Duncan’s Economic Blog

Northern Rock

Posted in Uncategorized by duncanseconomicblog on August 4, 2009

So – the Northern Rock results are out.

The BBC reports:

Losses at nationalised bank Northern Rock have grown by 24% amid mounting losses on its mortgage loans. Losses at the bank totalled £724.2m in the first six months of 2009, compared with £585.4m in the first half of 2008. The Newcastle-based lender said that 3.92% of its mortgage loans were more than three months in arrears, well above the national average of 2.39%.

The plan now seems to be to split the bank into a ‘good bank’ for sale and ‘bad bank’ to run down the ‘legacy assets’.

Now possibly isn’t the best time to be offloading our stake…

Pesto says:

How far off would such a privatisation be? Well on the evidence of these figures, many in the City – except those angling for a sale fee – would argue that it would be better not to rush into disposal.

Taxpayers are currently nursing a pretty hefty loss on their ownership of the Rock – though this is not what the chancellor said would be their fate.

 The best way to recover that loss is probably to allow Gary Hoffman and his team the time to demonstrate – which is not impossible – that there is an attractive banking franchise hidden beneath those poor quality mortgages and personal loans.
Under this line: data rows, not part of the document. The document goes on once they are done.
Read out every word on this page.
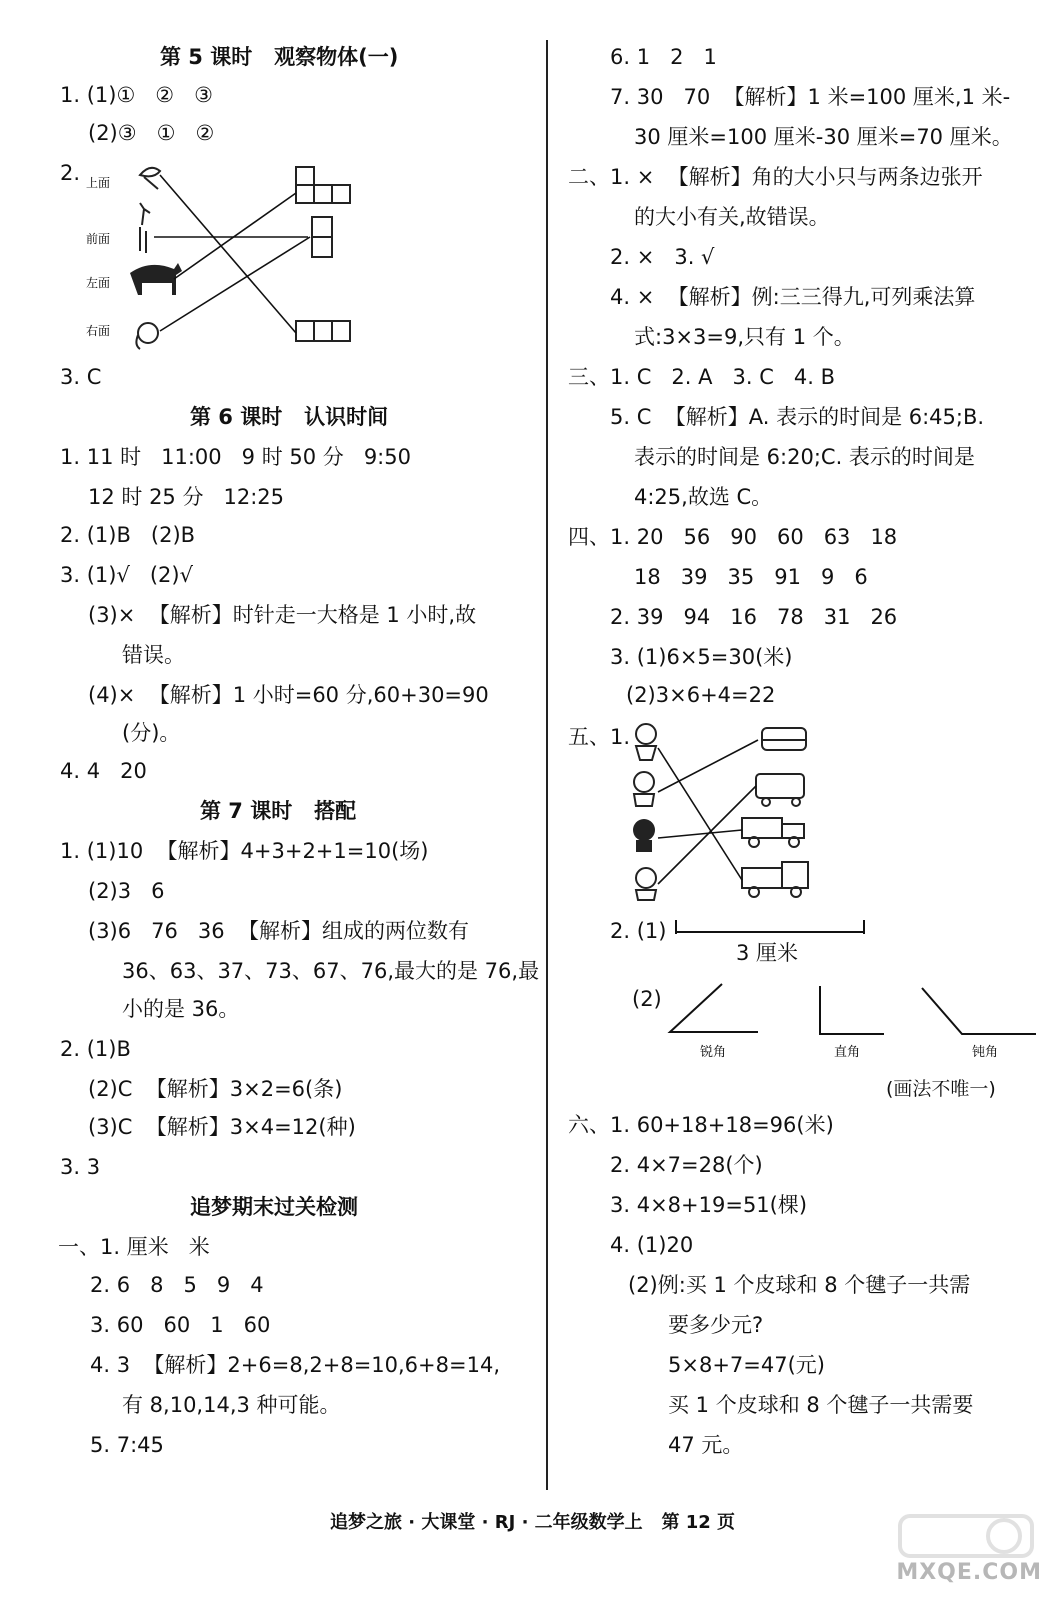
第 5 课时   观察物体(一)
1. (1)①   ②   ③
(2)③   ①   ②
2. 上面
前面
左面
右面
3. C
第 6 课时   认识时间
1. 11 时   11:00   9 时 50 分   9:50
12 时 25 分   12:25
2. (1)B   (2)B
3. (1)√   (2)√
(3)×  【解析】时针走一大格是 1 小时,故
错误。
(4)×  【解析】1 小时=60 分,60+30=90
(分)。
4. 4   20
第 7 课时   搭配
1. (1)10  【解析】4+3+2+1=10(场)
(2)3   6
(3)6   76   36  【解析】组成的两位数有
36、63、37、73、67、76,最大的是 76,最
小的是 36。
2. (1)B
(2)C  【解析】3×2=6(条)
(3)C  【解析】3×4=12(种)
3. 3
追梦期末过关检测
一、1. 厘米   米
2. 6   8   5   9   4
3. 60   60   1   60
4. 3  【解析】2+6=8,2+8=10,6+8=14,
有 8,10,14,3 种可能。
5. 7:45
6. 1   2   1
7. 30   70  【解析】1 米=100 厘米,1 米-
30 厘米=100 厘米-30 厘米=70 厘米。
二、1. ×  【解析】角的大小只与两条边张开
的大小有关,故错误。
2. ×   3. √
4. ×  【解析】例:三三得九,可列乘法算
式:3×3=9,只有 1 个。
三、1. C   2. A   3. C   4. B
5. C  【解析】A. 表示的时间是 6:45;B.
表示的时间是 6:20;C. 表示的时间是
4:25,故选 C。
四、1. 20   56   90   60   63   18
18   39   35   91   9   6
2. 39   94   16   78   31   26
3. (1)6×5=30(米)
(2)3×6+4=22
五、1.
2. (1)
3 厘米
(2)
锐角	直角	钝角
(画法不唯一)
六、1. 60+18+18=96(米)
2. 4×7=28(个)
3. 4×8+19=51(棵)
4. (1)20
(2)例:买 1 个皮球和 8 个毽子一共需
要多少元?
5×8+7=47(元)
买 1 个皮球和 8 个毽子一共需要
47 元。
追梦之旅 · 大课堂 · RJ · 二年级数学上   第 12 页
MXQE.COM
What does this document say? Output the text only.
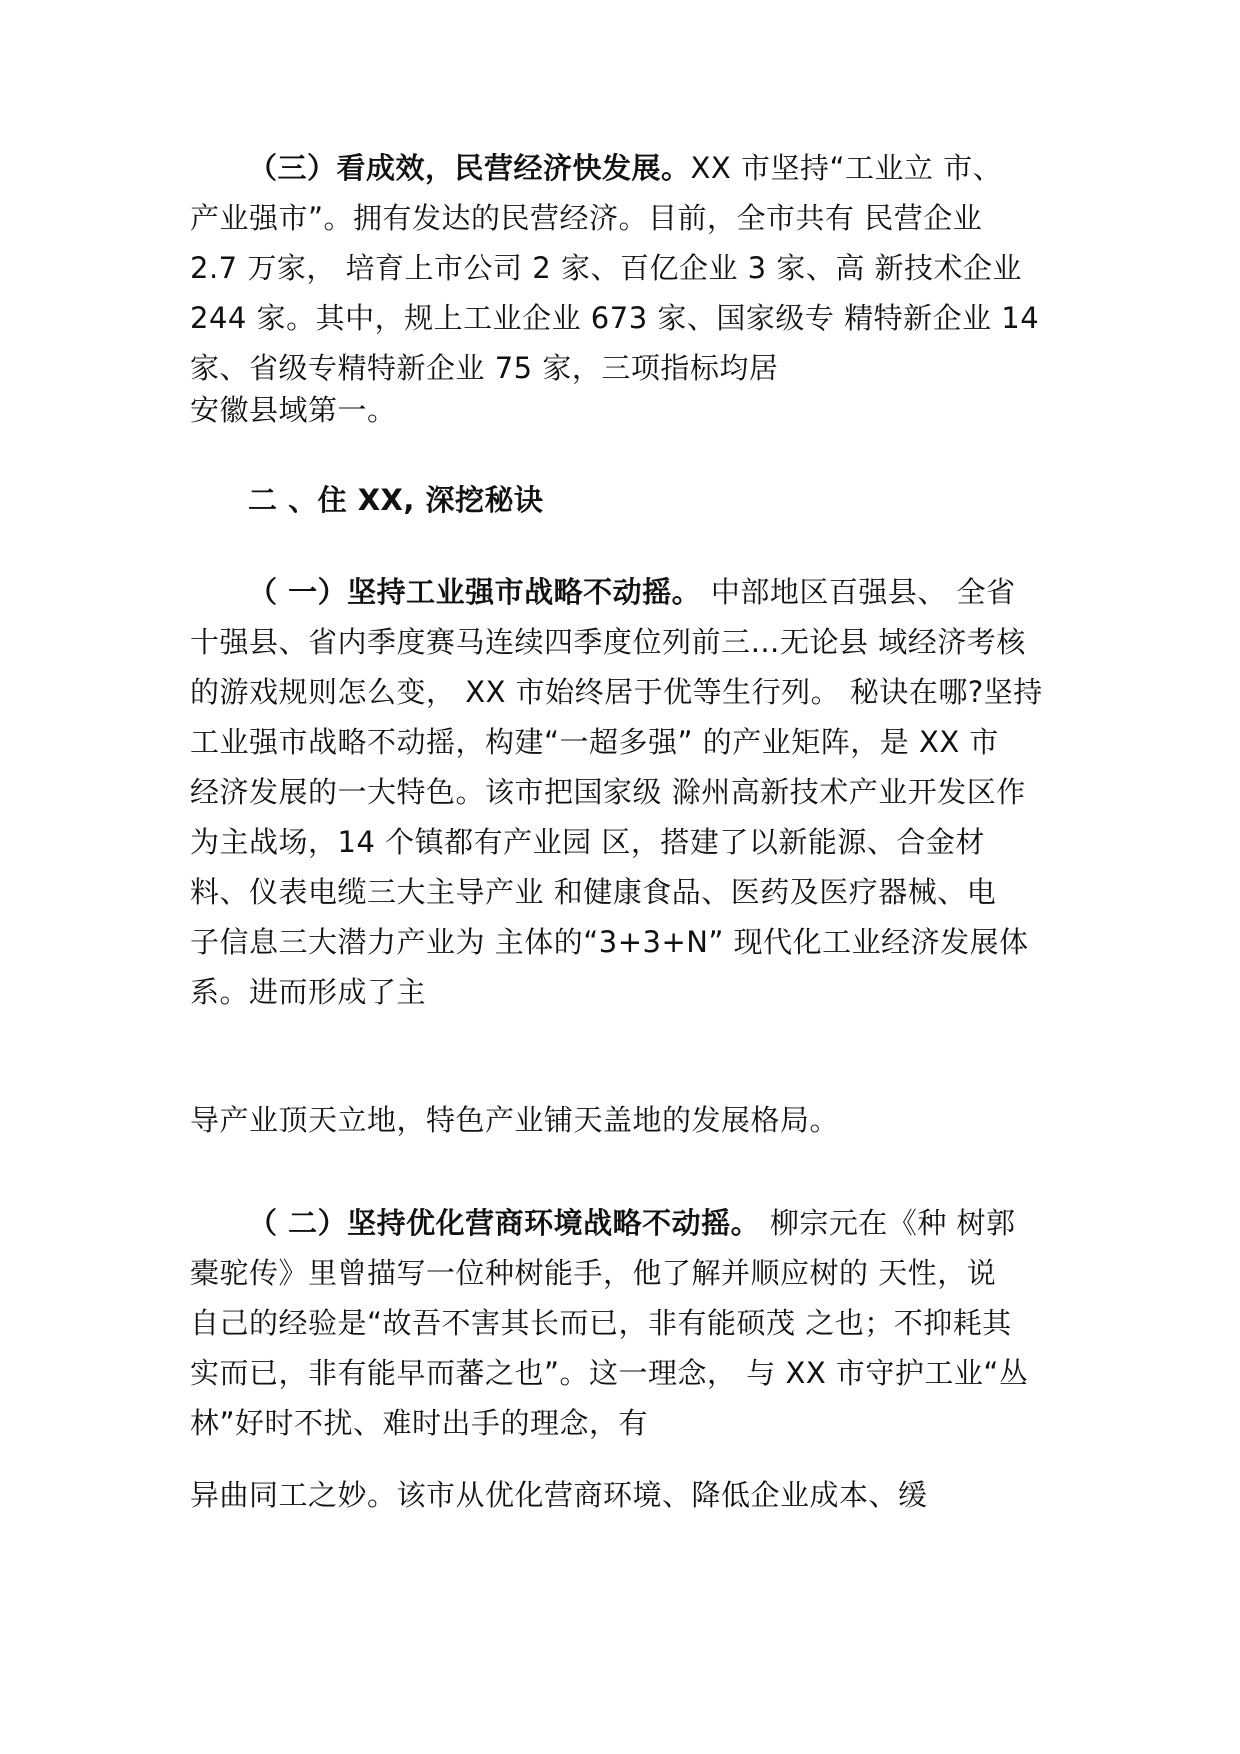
（三）看成效，民营经济快发展。XX 市坚持“工业立 市、
产业强市”。拥有发达的民营经济。目前，全市共有 民营企业
2.7 万家， 培育上市公司 2 家、百亿企业 3 家、高 新技术企业
244 家。其中，规上工业企业 673 家、国家级专 精特新企业 14
家、省级专精特新企业 75 家，三项指标均居
安徽县域第一。
二 、住 XX, 深挖秘诀
（ 一）坚持工业强市战略不动摇。 中部地区百强县、 全省
十强县、省内季度赛马连续四季度位列前三…无论县 域经济考核
的游戏规则怎么变， XX 市始终居于优等生行列。 秘诀在哪?坚持
工业强市战略不动摇，构建“一超多强” 的产业矩阵，是 XX 市
经济发展的一大特色。该市把国家级 滁州高新技术产业开发区作
为主战场，14 个镇都有产业园 区，搭建了以新能源、合金材
料、仪表电缆三大主导产业 和健康食品、医药及医疗器械、电
子信息三大潜力产业为 主体的“3+3+N” 现代化工业经济发展体
系。进而形成了主
导产业顶天立地，特色产业铺天盖地的发展格局。
（ 二）坚持优化营商环境战略不动摇。 柳宗元在《种 树郭
橐驼传》里曾描写一位种树能手，他了解并顺应树的 天性，说
自己的经验是“故吾不害其长而已，非有能硕茂 之也；不抑耗其
实而已，非有能早而蕃之也”。这一理念， 与 XX 市守护工业“丛
林”好时不扰、难时出手的理念，有
异曲同工之妙。该市从优化营商环境、降低企业成本、缓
Which may take a good couple of years. Any earlier sale could well deprive taxpayers of full value.

I suspect he’s being optimistic. The longer we hold for, the better the value. 

I’ve just been reading the balance sheet. The key information is as follows.

On the asset side, loans outstanding of £67.1bn now down from £84bn a year ago.

On the liabilities side, deposits of £19.6bn now up from £14.6bn a year ago.

(the difference is the use of wholesale markets to fund lending).

So the loan-to deposit ratio has contracted to 342% from 575% a year ago. I wouldn’t be comfortable owning a bank with an LDR above 120%. I doubt many private sector buyers would be either.

So we need, if we’re looking for a sale, to concentrate on either growing deposits, cutting back the loan book or both. What we shouldn’t be doing is trying re-engineer a housing price boom. That won’t end well. Thankfully the bank’s battered state is already causing some pull-back here:

In February 2009, the Company announced that it intended, as part of its revised strategy, to lend up to £14 billion over the next two years, 2009 and 2010, including up to £5 billion in 2009. Reflecting its constrained capital position prior to completion of the legal and capital restructure and capital injection, Northern Rock’s new lending in 2009 is expected to be nearer to £4 billion than the previously envisaged £5 billion.